Deivid'in yeri dolar Deivid'in ayağı kırılınca ilk devreyi şimdiden kapatıp Fenerbahçe'ye büyük bir şok yaşattı... Yani bu şok lafına ben çok kızıyorum. Türkiye'de spor sayfalarının en kolay kullandıkları kelime. Türkiye şoktan kurtulmuyor. Şok Hasan Doğan'ın tatilde kalp krizi geçirip ölmesidir. Bir futbolcunun ayağının kırılması niye şok olsun? Yani Fenerbahçe, Deivid'e mi bağılı da Fenerbahçe şok geçiriyor Deivid'in ayağı kırılınca. Fenerbahçe üzülür. Futbol seven adam üzülür. İnsan üzülür, birinin ayağı kırılınca. Ama niye şok olsun? Fenerbahçe bu kadar basit bir takım mı? Pele'nin ayağı kırılırsa ben şoke olurum.

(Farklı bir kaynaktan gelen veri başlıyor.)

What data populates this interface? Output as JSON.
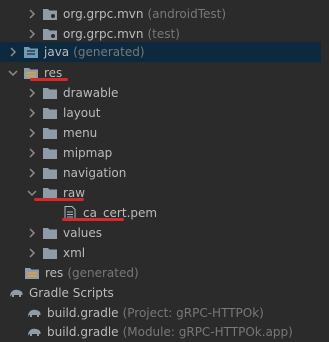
{
  "tree": [
    {
      "id": "org-grpc-mvn-androidtest",
      "label": "org.grpc.mvn",
      "meta": "(androidTest)",
      "arrow": "right",
      "icon": "package-folder"
    },
    {
      "id": "org-grpc-mvn-test",
      "label": "org.grpc.mvn",
      "meta": "(test)",
      "arrow": "right",
      "icon": "package-folder"
    },
    {
      "id": "java-generated",
      "label": "java",
      "meta": "(generated)",
      "arrow": "right",
      "icon": "generated-folder",
      "selected": true
    },
    {
      "id": "res",
      "label": "res",
      "meta": "",
      "arrow": "down",
      "icon": "resource-folder"
    },
    {
      "id": "drawable",
      "label": "drawable",
      "meta": "",
      "arrow": "right",
      "icon": "folder"
    },
    {
      "id": "layout",
      "label": "layout",
      "meta": "",
      "arrow": "right",
      "icon": "folder"
    },
    {
      "id": "menu",
      "label": "menu",
      "meta": "",
      "arrow": "right",
      "icon": "folder"
    },
    {
      "id": "mipmap",
      "label": "mipmap",
      "meta": "",
      "arrow": "right",
      "icon": "folder"
    },
    {
      "id": "navigation",
      "label": "navigation",
      "meta": "",
      "arrow": "right",
      "icon": "folder"
    },
    {
      "id": "raw",
      "label": "raw",
      "meta": "",
      "arrow": "down",
      "icon": "folder"
    },
    {
      "id": "ca-cert",
      "label": "ca_cert.pem",
      "meta": "",
      "arrow": "none",
      "icon": "file"
    },
    {
      "id": "values",
      "label": "values",
      "meta": "",
      "arrow": "right",
      "icon": "folder"
    },
    {
      "id": "xml",
      "label": "xml",
      "meta": "",
      "arrow": "right",
      "icon": "folder"
    },
    {
      "id": "res-generated",
      "label": "res",
      "meta": "(generated)",
      "arrow": "none",
      "icon": "resource-folder"
    },
    {
      "id": "gradle-scripts",
      "label": "Gradle Scripts",
      "meta": "",
      "arrow": "down",
      "icon": "gradle-elephant"
    },
    {
      "id": "build-gradle-project",
      "label": "build.gradle",
      "meta": "(Project: gRPC-HTTPOk)",
      "arrow": "none",
      "icon": "gradle-elephant"
    },
    {
      "id": "build-gradle-module",
      "label": "build.gradle",
      "meta": "(Module: gRPC-HTTPOk.app)",
      "arrow": "none",
      "icon": "gradle-elephant"
    }
  ],
  "colors": {
    "background": "#2b2b2b",
    "selection": "#0d293e",
    "text": "#bbbbbb",
    "meta_text": "#787878",
    "folder": "#8f9ba6",
    "annotation": "#d9282a"
  }
}
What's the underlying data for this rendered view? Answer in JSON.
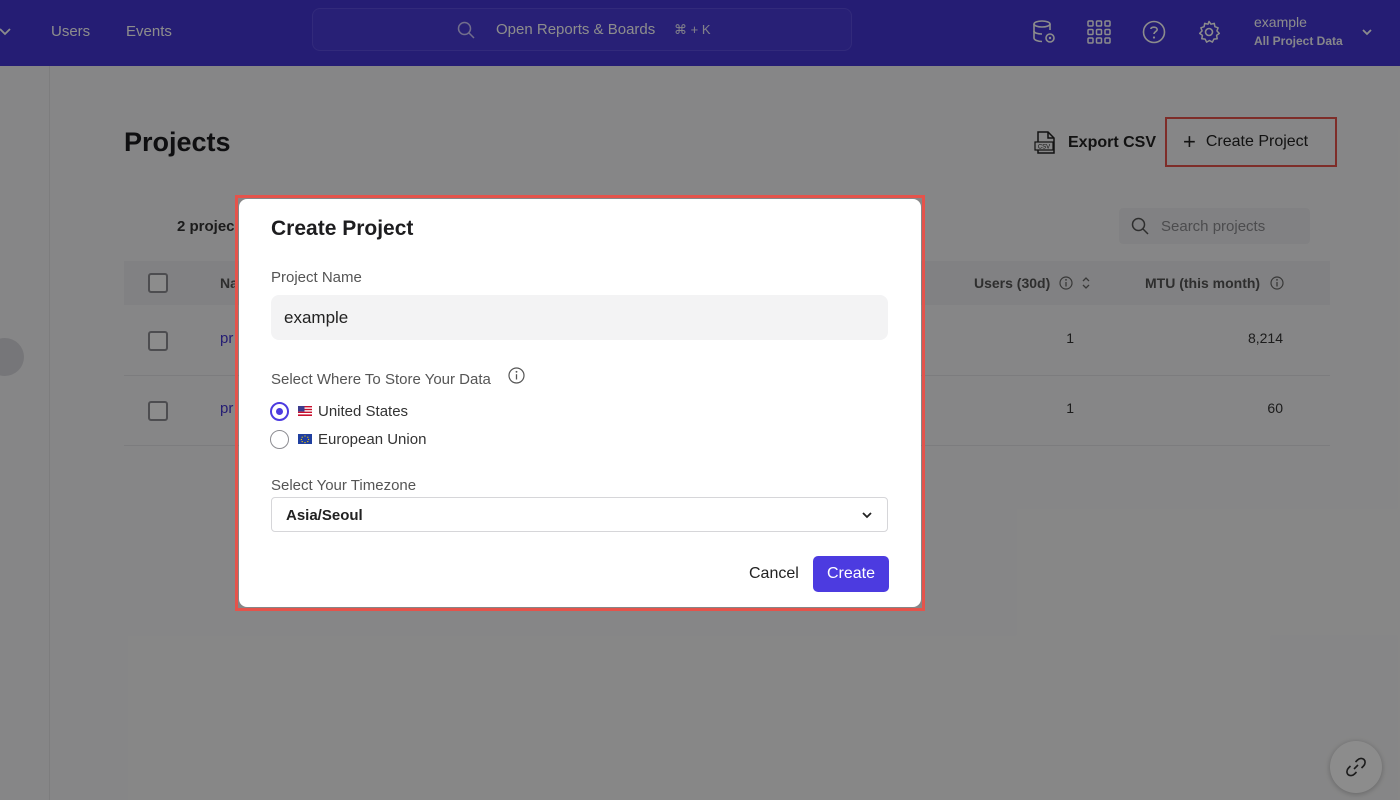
{
  "topbar": {
    "nav": [
      "Users",
      "Events"
    ],
    "search_text": "Open Reports & Boards",
    "search_shortcut": "⌘ + K",
    "project_name": "example",
    "project_scope": "All Project Data",
    "icons": [
      "data-icon",
      "apps-grid-icon",
      "help-icon",
      "gear-icon"
    ]
  },
  "page": {
    "title": "Projects",
    "export_label": "Export CSV",
    "create_label": "Create Project",
    "count_text": "2 projec",
    "search_placeholder": "Search projects"
  },
  "table": {
    "headers": {
      "name": "Na",
      "users": "Users (30d)",
      "mtu": "MTU (this month)"
    },
    "rows": [
      {
        "name": "pr",
        "users": "1",
        "mtu": "8,214"
      },
      {
        "name": "pr",
        "users": "1",
        "mtu": "60"
      }
    ]
  },
  "modal": {
    "title": "Create Project",
    "name_label": "Project Name",
    "name_value": "example",
    "storage_label": "Select Where To Store Your Data",
    "storage_options": [
      {
        "flag": "us-flag-icon",
        "label": "United States",
        "selected": true
      },
      {
        "flag": "eu-flag-icon",
        "label": "European Union",
        "selected": false
      }
    ],
    "timezone_label": "Select Your Timezone",
    "timezone_value": "Asia/Seoul",
    "cancel_label": "Cancel",
    "create_label": "Create"
  },
  "colors": {
    "brand": "#4435d4",
    "primary_button": "#4c3be0",
    "highlight_outline": "#e5534b"
  }
}
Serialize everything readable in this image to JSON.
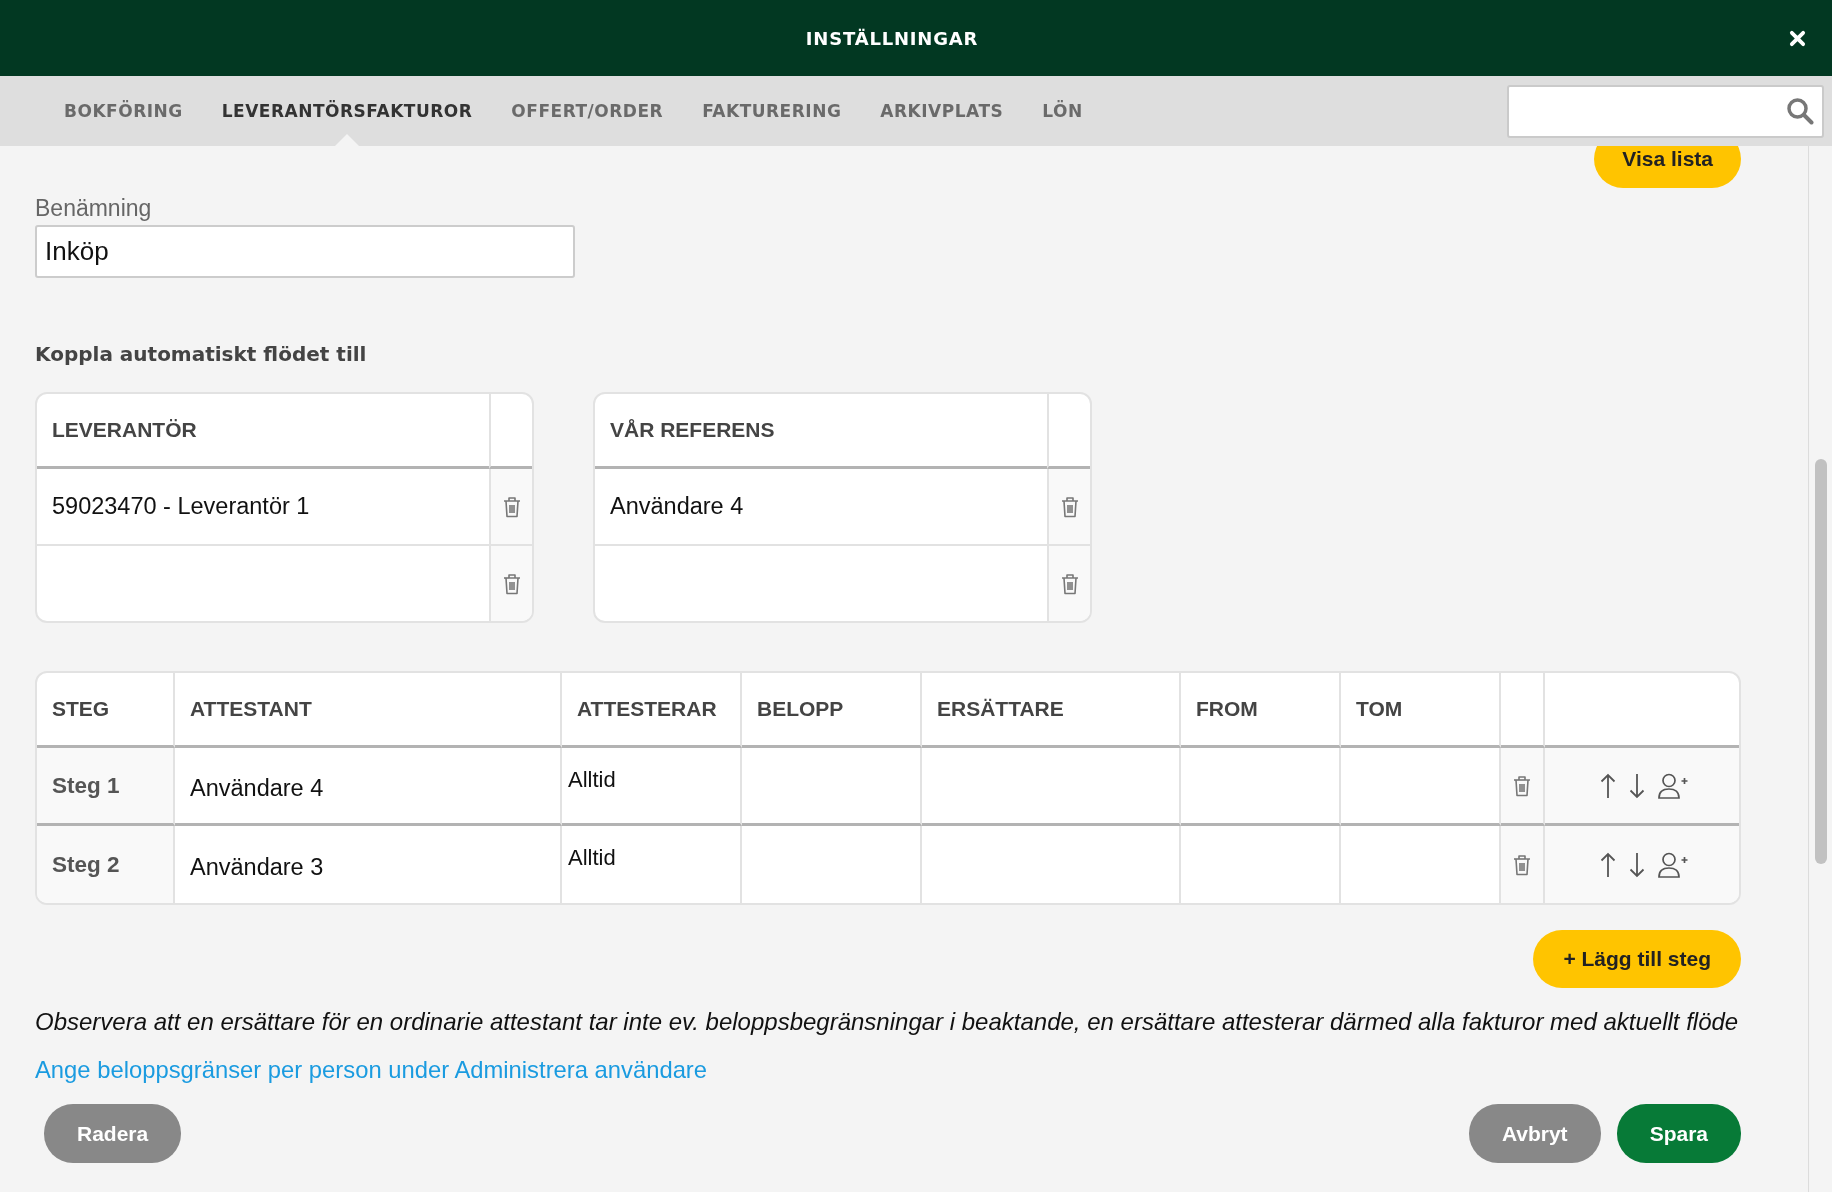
{
  "window": {
    "title": "INSTÄLLNINGAR"
  },
  "tabs": [
    {
      "label": "BOKFÖRING",
      "selected": false
    },
    {
      "label": "LEVERANTÖRSFAKTUROR",
      "selected": true
    },
    {
      "label": "OFFERT/ORDER",
      "selected": false
    },
    {
      "label": "FAKTURERING",
      "selected": false
    },
    {
      "label": "ARKIVPLATS",
      "selected": false
    },
    {
      "label": "LÖN",
      "selected": false
    }
  ],
  "top_button": {
    "label": "Visa lista",
    "kind": "accent"
  },
  "name_field": {
    "label": "Benämning",
    "value": "Inköp"
  },
  "auto_link": {
    "heading": "Koppla automatiskt flödet till",
    "tables": [
      {
        "column": "LEVERANTÖR",
        "rows": [
          {
            "value": "59023470 - Leverantör 1"
          },
          {
            "value": null
          }
        ]
      },
      {
        "column": "VÅR REFERENS",
        "rows": [
          {
            "value": "Användare 4"
          },
          {
            "value": null
          }
        ]
      }
    ]
  },
  "steps_table": {
    "columns": [
      "STEG",
      "ATTESTANT",
      "ATTESTERAR",
      "BELOPP",
      "ERSÄTTARE",
      "FROM",
      "TOM"
    ],
    "rows": [
      {
        "step": "Steg 1",
        "attestant": "Användare 4",
        "attesterar": "Alltid"
      },
      {
        "step": "Steg 2",
        "attestant": "Användare 3",
        "attesterar": "Alltid"
      }
    ]
  },
  "add_step_button": {
    "label": "+ Lägg till steg",
    "kind": "accent"
  },
  "note": "Observera att en ersättare för en ordinarie attestant tar inte ev. beloppsbegränsningar i beaktande, en ersättare attesterar därmed alla fakturor med aktuellt flöde",
  "link": "Ange beloppsgränser per person under Administrera användare",
  "footer": {
    "left_buttons": [
      {
        "label": "Radera",
        "kind": "secondary"
      }
    ],
    "right_buttons": [
      {
        "label": "Avbryt",
        "kind": "secondary"
      },
      {
        "label": "Spara",
        "kind": "primary"
      }
    ]
  }
}
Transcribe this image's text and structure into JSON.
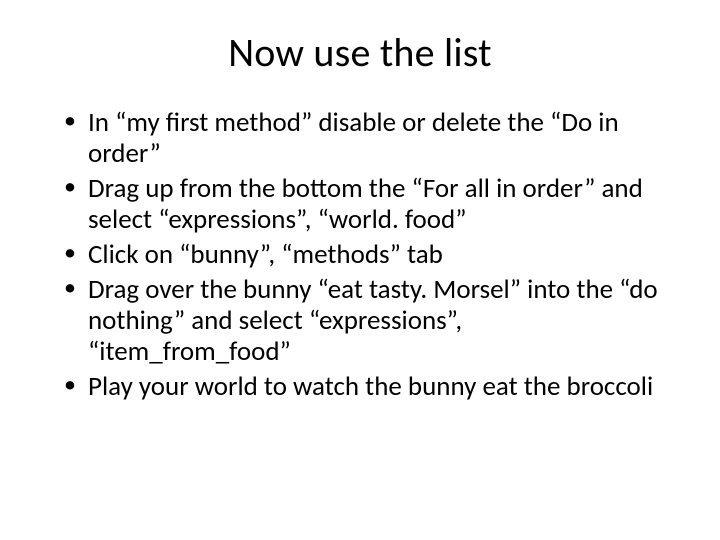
{
  "slide": {
    "title": "Now use the list",
    "bullets": [
      "In “my first method” disable or delete the “Do in order”",
      "Drag up from the bottom the “For all in order” and select “expressions”, “world. food”",
      "Click on “bunny”, “methods” tab",
      "Drag over the bunny “eat tasty. Morsel” into the “do nothing” and select “expressions”, “item_from_food”",
      "Play your world to watch the bunny eat the broccoli"
    ]
  }
}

Platini'nin ayağı kırılırsa ben şoke olurum, belki.
Platini 1982'de Dünya Kupası'na geldiğinde sakattı. Fransa şokta mıydı? Tam tersine Platini'nin yerine oynayanlar o kadar iyilerdi ki Giress'ler, Tigana'lar, Gengini'ler... Millet sordu "Platini iyileşirse ne yapacaksınız?" diye teknik direktöre. Fenerbahçe, Deivid'le şoke oluyorsa eğer o zaman Fenerbahçe ikinci sınıf bir Türk takımı olur zaten! Banane şoke oluyorlarsa da olsunlar! Yani bu sözcükleri çok dikkatli kullanmak lazım. Deivid yeri dolmayacak bir futbolcu değil. Fenerbahçe'nin elinde Deivid gibi 20 tane futbolcu var. Ben zaten Deivid'in Fenerbahçe'de olup olmamasını da yıllardır sorguluyorum. Yabancı kontenjanından Deivid'in oynamasını!
AURELİO GÖREV ADAMI _Bu soruya Aurelio'yu da ekleyecektim. Onun da gideceği söyleniyor. Yani benim bir lafım var: En iyi oyuncusu Aurelio olan takım, büyük takım değildir. Aurelio büyük futbolcu değil. Aurelio iyi bir görev futbolcusu. Görev futbolcusu her yerde bulunabilir. Herhangi bir teknik direktör görev futbolcusu yaratabilir. Büyük futbolcu Allah vergisi. Bir teknik direktör büyük futbolcu yaratamaz. Adamın içinde bir şey yoksa onu büyük futbolcu yapamazsın. Ama sıradan bir insanı görev adamı yaparsın.